Greenpeace to keep coal in the ground by buying some of Europe’s largest mines
In a seemingly shocking move, environmental group Greenpeace has announced it plans to acquire coal mines and power plants owned by Swedish utility Vattenfall, in eastern Germany.
But what the watchdog really seeks by buying such assets, one of Europe’s largest coal mining operations, is to transfer their ownership to a charitable foundation, paid for by Vattenfall and the German and Swedish governments, that would oversee the gradual closure of the coal field and six attendant power plants.
The Swedish energy giant decided to shed its eastern German lignite operations, after writing down the business by $1.8 billion in July, citing a drop in power prices and worsening business due to Germany's transition to renewables.
Greenpeace estimates the costs of phasing out the plants and replanting the nearby lands used for mining is about $2.27 billion (2bn euros). A sum they are, by no means, willing to fork out.

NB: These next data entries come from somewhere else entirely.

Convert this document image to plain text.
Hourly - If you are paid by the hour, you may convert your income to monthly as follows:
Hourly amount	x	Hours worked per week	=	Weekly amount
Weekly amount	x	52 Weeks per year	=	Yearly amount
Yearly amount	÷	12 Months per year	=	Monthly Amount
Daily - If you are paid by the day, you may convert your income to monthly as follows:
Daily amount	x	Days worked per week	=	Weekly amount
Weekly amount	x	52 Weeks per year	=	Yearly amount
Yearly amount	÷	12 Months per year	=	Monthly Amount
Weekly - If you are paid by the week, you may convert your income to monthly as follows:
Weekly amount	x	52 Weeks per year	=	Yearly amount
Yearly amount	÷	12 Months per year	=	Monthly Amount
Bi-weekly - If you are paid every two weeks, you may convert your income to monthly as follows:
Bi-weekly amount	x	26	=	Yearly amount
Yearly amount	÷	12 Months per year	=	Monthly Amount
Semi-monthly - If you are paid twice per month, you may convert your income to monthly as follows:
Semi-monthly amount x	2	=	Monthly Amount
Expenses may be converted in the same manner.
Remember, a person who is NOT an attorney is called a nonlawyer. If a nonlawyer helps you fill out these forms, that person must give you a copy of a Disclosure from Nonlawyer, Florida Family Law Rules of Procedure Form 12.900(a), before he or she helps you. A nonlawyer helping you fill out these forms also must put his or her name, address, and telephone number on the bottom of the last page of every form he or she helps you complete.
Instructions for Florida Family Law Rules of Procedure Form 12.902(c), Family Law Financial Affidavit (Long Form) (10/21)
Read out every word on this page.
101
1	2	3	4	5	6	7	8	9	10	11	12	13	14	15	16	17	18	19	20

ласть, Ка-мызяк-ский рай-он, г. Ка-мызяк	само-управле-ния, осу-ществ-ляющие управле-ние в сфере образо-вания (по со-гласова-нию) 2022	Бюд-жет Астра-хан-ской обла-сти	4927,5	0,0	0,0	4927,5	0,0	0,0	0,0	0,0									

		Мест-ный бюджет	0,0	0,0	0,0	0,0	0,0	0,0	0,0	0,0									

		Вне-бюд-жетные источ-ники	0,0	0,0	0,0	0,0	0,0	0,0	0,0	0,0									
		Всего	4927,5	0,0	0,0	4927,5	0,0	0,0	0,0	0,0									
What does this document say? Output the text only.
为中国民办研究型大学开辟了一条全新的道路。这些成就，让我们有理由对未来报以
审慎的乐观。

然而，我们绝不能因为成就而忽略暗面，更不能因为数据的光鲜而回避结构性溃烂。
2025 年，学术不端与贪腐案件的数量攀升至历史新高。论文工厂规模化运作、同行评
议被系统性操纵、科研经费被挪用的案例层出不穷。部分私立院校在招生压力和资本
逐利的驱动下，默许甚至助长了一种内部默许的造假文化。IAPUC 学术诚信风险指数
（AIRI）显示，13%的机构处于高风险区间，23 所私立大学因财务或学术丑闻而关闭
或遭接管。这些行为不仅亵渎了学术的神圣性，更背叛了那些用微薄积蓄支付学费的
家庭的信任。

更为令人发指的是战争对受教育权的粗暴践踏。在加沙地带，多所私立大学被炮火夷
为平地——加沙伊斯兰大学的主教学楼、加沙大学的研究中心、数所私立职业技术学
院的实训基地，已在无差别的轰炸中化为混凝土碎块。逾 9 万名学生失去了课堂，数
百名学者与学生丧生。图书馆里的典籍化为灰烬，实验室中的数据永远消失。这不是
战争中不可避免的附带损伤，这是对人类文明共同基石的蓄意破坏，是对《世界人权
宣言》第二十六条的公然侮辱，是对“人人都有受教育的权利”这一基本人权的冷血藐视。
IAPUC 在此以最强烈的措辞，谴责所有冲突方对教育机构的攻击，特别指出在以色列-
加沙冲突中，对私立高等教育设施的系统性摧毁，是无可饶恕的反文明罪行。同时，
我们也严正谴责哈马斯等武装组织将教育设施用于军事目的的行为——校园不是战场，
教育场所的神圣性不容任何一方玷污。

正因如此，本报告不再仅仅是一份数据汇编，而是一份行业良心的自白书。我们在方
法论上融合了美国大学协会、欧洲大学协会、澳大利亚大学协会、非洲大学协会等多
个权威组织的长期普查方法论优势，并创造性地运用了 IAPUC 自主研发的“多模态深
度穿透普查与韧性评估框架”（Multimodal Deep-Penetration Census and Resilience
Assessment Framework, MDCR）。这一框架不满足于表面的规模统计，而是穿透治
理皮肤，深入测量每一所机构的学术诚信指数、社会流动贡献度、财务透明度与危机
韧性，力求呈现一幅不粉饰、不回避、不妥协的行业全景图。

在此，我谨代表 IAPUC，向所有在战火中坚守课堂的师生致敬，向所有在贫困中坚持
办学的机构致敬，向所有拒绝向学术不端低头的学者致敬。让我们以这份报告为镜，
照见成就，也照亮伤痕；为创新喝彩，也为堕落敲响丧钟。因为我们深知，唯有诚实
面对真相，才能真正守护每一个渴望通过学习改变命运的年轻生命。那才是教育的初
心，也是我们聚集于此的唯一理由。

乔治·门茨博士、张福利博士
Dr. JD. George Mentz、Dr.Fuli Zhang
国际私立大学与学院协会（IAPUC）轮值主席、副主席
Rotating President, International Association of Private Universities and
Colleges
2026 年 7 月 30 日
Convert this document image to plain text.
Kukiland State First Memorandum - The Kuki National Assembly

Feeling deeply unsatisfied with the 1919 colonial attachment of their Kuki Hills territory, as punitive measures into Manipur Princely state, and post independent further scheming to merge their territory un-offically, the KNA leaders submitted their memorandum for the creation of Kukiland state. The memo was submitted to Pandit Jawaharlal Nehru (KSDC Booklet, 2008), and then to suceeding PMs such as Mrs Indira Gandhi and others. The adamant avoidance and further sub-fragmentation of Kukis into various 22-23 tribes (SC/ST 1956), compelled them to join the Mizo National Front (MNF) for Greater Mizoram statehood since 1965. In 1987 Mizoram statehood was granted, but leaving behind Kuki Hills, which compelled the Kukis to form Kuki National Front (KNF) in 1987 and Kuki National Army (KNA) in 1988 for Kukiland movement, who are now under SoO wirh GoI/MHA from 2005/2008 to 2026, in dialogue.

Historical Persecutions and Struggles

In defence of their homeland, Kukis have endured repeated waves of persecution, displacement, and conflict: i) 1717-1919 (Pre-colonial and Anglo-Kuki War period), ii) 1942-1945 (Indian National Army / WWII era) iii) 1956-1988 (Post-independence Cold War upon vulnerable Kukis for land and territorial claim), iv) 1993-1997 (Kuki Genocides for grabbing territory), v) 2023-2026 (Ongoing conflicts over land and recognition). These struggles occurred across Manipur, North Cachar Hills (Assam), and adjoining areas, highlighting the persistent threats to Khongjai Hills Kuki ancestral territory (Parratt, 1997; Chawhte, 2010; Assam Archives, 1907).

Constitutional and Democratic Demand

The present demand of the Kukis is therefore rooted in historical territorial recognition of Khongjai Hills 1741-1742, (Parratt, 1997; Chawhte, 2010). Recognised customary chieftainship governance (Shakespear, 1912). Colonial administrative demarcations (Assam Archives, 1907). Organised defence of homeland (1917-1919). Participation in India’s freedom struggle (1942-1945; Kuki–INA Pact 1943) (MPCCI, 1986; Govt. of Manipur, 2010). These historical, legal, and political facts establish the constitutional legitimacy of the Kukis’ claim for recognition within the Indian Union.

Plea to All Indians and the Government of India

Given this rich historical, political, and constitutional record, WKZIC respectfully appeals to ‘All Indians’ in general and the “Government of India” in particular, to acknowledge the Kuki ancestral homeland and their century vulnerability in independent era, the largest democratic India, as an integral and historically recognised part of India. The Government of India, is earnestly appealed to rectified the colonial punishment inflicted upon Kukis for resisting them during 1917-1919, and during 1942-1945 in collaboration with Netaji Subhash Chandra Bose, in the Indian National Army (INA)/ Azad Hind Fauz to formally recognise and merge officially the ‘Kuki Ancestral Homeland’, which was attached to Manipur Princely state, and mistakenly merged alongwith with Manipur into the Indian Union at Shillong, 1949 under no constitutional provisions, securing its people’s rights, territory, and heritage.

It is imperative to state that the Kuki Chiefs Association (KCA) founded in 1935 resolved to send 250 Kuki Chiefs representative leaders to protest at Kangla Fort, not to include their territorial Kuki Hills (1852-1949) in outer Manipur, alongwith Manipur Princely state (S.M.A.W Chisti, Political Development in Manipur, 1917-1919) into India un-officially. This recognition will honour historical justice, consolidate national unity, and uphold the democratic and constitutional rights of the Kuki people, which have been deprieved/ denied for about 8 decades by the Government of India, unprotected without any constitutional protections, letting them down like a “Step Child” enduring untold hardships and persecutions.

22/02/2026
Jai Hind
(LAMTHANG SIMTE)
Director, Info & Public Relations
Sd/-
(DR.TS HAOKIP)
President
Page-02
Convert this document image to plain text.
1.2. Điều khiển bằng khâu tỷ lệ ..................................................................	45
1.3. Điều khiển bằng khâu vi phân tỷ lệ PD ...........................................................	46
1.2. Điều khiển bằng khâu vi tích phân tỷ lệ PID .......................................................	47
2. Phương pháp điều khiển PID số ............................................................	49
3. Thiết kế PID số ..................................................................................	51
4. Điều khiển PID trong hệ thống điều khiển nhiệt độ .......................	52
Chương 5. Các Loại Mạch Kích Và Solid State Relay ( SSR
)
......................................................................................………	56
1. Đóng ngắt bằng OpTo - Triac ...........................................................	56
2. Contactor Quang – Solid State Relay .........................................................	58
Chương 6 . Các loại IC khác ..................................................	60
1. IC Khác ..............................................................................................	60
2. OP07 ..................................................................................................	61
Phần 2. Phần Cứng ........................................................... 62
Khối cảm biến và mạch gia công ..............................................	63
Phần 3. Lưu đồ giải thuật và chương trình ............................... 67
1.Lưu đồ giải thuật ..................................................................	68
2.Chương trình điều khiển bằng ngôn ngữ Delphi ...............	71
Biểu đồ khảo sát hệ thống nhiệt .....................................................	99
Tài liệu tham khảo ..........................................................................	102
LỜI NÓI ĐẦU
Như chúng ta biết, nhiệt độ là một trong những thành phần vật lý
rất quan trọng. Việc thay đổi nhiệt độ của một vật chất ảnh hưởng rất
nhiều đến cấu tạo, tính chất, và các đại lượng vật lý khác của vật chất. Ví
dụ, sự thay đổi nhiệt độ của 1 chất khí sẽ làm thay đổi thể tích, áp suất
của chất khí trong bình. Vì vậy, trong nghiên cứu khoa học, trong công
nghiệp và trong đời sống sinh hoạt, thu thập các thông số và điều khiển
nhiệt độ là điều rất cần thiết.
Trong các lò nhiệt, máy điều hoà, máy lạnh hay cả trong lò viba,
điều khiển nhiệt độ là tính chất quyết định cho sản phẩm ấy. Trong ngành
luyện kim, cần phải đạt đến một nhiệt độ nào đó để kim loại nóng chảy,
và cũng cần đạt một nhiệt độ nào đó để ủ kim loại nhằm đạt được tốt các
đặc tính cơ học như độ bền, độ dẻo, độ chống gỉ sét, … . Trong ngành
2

"We don't want to pay any money for it, it's worth nothing," Greenpeace Energy leader, Nils Mueller, was quoted as saying by AFP.
The group says it intends to operate the mine through 2030, though its main goal is to persuade both Vattenfall and the Swedish government to adopt a transition plan that envisions job growth in renewables, storage, power to gas and other technologies.
Vattenfall's eastern German operations employ around 8,000 in a region already affected by high rates of unemployment.